The majority of the High Court went on to say that any transferee would obtain the benefit of s116(2). This leads to a result (which we consider absurd) where a transferee would have more protection by virtue of s116(2) than the person to whom the mining tenement was originally granted.

The majority noted the Court of Appeal’s efforts to focus upon the prejudice resulting from an interpretation that contemporaneous lodgement is a condition precedent to the warden making a recommendation. The majority observed that adverse consequences might also flow from their “relaxed view”, for example:

  • ensuring that owners and occupiers of subject land were not troubled unnecessarily or prematurely by half‑baked proposals (at [86]); and
  • land banking and disadvantaging miners in competition for access to the State’s resources (at [89]).
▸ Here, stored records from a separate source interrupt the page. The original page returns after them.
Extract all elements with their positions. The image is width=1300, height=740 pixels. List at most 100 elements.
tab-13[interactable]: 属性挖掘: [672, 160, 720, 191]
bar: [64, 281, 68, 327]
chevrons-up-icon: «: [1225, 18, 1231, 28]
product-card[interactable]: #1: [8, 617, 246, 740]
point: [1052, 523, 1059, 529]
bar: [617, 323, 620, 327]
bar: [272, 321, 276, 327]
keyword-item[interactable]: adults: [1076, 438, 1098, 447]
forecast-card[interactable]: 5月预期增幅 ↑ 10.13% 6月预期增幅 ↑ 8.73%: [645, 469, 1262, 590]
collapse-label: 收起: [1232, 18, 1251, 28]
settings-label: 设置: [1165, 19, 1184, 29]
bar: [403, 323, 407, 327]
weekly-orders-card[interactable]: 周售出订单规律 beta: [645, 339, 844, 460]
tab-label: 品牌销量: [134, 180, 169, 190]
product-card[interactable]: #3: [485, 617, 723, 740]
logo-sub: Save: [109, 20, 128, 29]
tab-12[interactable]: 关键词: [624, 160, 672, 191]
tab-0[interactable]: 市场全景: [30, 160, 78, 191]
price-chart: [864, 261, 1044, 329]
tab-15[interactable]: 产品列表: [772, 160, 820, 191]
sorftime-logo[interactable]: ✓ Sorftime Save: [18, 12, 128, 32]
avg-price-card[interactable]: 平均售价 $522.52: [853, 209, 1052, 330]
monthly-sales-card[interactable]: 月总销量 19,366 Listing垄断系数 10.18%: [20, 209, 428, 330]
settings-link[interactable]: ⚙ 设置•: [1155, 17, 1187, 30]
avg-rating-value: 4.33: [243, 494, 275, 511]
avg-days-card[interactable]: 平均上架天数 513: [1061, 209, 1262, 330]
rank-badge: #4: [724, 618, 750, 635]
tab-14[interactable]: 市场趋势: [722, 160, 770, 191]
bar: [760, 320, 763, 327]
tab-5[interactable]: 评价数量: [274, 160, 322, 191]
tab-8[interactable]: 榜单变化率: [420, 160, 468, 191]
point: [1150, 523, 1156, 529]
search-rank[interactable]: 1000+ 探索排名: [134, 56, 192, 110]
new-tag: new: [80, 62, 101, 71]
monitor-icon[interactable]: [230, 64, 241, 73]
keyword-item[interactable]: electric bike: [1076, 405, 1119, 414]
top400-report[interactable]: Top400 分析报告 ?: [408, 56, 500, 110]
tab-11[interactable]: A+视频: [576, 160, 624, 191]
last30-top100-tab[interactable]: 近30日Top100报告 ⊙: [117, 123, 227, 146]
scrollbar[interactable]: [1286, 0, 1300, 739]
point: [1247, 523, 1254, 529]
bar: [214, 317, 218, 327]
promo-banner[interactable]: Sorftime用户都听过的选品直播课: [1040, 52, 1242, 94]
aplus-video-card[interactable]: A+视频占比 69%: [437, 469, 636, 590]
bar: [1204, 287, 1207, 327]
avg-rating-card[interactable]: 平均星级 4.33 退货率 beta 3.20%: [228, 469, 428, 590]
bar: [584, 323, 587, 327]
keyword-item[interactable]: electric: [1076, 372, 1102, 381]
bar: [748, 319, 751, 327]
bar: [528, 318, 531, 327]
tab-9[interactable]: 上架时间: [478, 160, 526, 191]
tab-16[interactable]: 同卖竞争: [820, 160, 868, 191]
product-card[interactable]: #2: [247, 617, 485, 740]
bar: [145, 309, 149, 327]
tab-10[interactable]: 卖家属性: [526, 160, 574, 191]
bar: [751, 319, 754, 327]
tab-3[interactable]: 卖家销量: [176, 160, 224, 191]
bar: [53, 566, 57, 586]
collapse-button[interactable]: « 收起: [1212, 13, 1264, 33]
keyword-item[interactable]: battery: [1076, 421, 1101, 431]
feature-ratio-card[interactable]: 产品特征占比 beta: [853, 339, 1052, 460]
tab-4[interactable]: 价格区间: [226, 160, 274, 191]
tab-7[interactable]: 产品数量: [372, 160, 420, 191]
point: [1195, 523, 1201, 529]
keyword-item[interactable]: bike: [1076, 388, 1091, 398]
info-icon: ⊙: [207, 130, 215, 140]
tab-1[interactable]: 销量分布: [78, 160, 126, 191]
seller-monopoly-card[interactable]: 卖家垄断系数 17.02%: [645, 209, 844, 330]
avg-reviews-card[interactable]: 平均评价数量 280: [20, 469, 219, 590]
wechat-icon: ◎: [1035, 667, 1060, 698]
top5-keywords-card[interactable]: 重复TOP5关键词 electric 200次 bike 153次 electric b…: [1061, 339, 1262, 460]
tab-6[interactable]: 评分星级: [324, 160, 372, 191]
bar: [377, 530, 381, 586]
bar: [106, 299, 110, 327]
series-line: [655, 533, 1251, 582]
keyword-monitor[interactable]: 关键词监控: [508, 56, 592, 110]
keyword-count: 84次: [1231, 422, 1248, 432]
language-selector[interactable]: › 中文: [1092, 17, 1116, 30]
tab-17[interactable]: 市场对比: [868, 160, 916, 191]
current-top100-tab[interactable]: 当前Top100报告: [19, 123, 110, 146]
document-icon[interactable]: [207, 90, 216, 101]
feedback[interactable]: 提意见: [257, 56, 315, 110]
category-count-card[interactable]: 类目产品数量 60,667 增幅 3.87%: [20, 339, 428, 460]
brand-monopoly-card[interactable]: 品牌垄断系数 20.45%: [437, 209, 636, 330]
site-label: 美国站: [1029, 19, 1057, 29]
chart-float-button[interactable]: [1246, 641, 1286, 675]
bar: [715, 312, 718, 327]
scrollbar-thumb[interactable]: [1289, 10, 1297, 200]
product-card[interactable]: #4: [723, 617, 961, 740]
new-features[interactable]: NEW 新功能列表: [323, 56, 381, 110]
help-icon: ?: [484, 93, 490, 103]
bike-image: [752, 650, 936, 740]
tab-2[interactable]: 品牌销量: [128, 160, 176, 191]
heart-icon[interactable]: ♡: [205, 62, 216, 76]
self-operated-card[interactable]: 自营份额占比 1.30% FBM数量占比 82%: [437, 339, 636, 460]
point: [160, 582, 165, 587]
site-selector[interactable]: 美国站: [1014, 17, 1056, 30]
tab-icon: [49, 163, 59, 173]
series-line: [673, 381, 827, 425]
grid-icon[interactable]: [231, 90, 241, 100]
Nettle J’s dissenting judgment

In a dissenting judgment, Nettle J did not agree that a delay between lodgement of an application and lodgement of the mineralisation report vitiates the Minister's power to grant a mining lease. Nettle J noted that the Mining Act confers a broad-ranging discretion on the Minister to waive strict compliance by the applicant with any requirement of the Mining Act and noted the Court of Appeal’s comment that s75(6) reflects a “flexible approach to non-compliance”. Indeed, s75(6) confirms that the Minister may act notwithstanding the recommendations of the warden.

Further, s116(2) affords a mining lease with a level of protection against impeachment on account of informality or irregularity in the application. Nettle J considered that ‘irregularity’ has a potential wide connotation while ‘informality’ is confined to matters of form. Nettle J drew an analogy with a failure to comply with marking out requirements attracting the indefeasibility of title under s116(2) and noted that in all essential respects a failure to comply strictly with s74(1)(ca)(ii) is similar.